The swift court-martial closed what had been an embarrassing chapter in the U.S.-led invasion of Iraq since the photos showing naked, hooded detainees first emerged.
But it yielded few new details about the events at the prison or the scope of the abuses, and it again raised the question of whether any higher-ranking officers will be charged.
A military prosecutor, Maj. Michael Holley, said each case must be dealt with on its own terms. Yesterday, he urged the maximum sentence in the case against Graner, saying his abuse of Iraqi prisoners had tarnished the honor of the Army and hurt its moral standing in the world.
"You have to be in the Army to know, we exist on honor," Holley said.
In a joint statement with fellow prosecutor Capt. Chris Graveline, Holley said later yesterday: "We think it is important that the world was able to observe this court-martial."
No pay or benefits
As part of the sentence, Graner also will be dishonorably discharged after he serves his prison sentence and must forfeit all pay and benefits.
Lead defense attorney Guy Womack said his case was hurt before the trial began, when the presiding judge blocked a number of senior military leaders from testifying, either because they were deemed irrelevant or because they were under investigation and had invoked their right against self-incrimination.
"Perhaps I'm being cynical, but my impression is nothing will ever come from those investigations," Womack said.
Irma Graner said her family would keep working to shed light on the scandal that she said had unfairly snared her only son.
"You know, President Bush went on TV and said, `Seven bad apples disgraced the nation.' Well, President Bush and [Defense Secretary] Donald Rumsfeld disgraced the nation," Irma Graner said.
"We're going to fight until the truth comes out.
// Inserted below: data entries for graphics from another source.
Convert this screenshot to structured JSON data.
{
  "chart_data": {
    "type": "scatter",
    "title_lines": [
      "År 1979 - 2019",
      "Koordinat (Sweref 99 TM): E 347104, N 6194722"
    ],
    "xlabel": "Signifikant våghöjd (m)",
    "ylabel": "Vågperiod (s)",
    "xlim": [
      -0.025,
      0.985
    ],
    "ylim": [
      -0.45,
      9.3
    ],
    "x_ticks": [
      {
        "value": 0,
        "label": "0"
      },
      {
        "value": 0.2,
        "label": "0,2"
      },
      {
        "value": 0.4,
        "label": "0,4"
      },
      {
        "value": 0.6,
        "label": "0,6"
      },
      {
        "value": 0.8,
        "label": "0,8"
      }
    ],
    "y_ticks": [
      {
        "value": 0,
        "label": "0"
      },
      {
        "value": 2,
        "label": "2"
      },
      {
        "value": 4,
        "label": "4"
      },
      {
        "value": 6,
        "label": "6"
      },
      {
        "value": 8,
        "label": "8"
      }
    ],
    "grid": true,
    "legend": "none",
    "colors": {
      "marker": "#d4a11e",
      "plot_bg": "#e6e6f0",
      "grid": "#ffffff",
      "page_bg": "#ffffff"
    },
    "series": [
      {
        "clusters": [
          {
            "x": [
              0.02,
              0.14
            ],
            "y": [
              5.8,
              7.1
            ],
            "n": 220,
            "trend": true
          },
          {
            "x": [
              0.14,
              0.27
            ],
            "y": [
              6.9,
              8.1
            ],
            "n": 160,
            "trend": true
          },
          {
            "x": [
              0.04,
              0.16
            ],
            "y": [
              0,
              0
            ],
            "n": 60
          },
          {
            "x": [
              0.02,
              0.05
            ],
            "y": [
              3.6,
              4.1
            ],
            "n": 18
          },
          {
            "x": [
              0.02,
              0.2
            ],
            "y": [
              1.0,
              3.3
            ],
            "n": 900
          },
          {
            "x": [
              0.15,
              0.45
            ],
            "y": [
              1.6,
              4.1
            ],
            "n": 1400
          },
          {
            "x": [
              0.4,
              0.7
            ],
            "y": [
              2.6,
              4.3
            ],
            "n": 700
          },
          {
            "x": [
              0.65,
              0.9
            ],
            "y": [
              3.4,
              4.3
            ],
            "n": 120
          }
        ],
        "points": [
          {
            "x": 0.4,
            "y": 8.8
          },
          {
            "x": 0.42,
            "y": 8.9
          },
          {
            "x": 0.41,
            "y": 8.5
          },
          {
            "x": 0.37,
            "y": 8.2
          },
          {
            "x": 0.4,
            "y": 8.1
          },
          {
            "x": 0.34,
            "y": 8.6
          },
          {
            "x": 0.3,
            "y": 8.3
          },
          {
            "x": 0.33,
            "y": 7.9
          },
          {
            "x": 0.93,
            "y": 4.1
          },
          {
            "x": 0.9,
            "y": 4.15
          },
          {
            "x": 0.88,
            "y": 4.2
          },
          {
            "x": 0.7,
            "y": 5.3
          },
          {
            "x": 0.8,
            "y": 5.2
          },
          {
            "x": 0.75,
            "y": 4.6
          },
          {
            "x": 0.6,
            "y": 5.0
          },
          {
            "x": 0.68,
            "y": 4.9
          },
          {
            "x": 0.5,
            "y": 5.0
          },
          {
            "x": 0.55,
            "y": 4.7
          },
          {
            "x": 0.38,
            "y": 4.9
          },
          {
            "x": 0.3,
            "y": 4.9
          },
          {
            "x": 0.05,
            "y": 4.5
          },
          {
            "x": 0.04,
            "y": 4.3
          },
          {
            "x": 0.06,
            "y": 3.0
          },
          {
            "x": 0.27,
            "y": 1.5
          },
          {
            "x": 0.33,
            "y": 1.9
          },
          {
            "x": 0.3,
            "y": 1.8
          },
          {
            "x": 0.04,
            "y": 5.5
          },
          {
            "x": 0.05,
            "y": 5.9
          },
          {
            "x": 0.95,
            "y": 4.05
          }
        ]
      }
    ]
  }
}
You know it's the higher-ups who should be on trial."
In addition to the seven members of the 372nd, one low-ranking military intelligence soldier, Pvt. Armin Cruz, was charged and has pleaded guilty in connection with the Abu Ghraib abuses.
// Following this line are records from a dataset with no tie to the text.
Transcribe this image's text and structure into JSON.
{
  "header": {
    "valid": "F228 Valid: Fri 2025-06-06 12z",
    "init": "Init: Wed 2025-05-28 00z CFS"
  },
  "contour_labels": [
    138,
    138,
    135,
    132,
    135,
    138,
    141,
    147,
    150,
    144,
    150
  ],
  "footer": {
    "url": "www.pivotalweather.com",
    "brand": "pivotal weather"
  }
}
A Pentagon report in August found that 23 military intelligence personnel and four civilian contractors were directly involved in the mistreatment of detainees and should be investigated.
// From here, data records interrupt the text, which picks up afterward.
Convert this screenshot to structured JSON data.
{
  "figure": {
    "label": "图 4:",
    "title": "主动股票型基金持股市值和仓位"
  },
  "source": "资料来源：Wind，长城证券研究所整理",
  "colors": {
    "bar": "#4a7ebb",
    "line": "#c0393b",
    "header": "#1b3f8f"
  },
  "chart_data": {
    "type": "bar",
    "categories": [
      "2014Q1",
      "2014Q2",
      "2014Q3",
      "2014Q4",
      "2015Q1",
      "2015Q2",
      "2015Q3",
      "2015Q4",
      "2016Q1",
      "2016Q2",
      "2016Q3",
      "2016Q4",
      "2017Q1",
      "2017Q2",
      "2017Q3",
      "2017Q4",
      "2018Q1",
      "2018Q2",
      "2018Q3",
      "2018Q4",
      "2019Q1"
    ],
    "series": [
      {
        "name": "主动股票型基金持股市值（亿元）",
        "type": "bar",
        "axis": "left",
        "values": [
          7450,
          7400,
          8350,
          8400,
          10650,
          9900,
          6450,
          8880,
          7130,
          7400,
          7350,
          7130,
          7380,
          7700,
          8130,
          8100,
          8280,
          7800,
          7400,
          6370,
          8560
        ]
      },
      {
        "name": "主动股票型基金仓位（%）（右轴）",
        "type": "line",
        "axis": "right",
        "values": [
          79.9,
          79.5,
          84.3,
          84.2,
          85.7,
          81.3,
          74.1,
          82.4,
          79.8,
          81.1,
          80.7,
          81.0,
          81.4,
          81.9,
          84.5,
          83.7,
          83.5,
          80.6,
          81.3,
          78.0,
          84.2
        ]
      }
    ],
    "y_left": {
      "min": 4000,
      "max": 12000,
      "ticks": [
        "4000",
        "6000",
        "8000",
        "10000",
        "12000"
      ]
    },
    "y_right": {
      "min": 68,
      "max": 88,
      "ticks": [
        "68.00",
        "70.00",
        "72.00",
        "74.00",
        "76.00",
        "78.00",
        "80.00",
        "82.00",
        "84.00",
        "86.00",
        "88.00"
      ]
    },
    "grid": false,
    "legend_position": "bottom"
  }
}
In his testimony yesterday, Graner said he was reluctant at first to carry out orders from interrogators who told prison guards to keep detainees in the nude, yell at them, restrict their meals or handcuff them to their cells if they talked.
"A lot of our off-the-wall stuff came from civilian interrogators, but there also was a lot of crazy stuff from some of the soldiers who were [intelligence] handlers," Graner said.
He testified that he complained to many of his superiors but was consistently told to follow the directions of military intelligence. Graner also said he took photographs to document what was happening in the Iraqi prison, a chaotic place where detainees heard voices, played in their own feces, spit at guards and slammed their heads against the cell bars.
In nearly three hours of testimony, though, Graner did not discuss directly the scenes depicted in the graphic detainee photographs that stirred anti-American sentiment across the globe and for which he was convicted.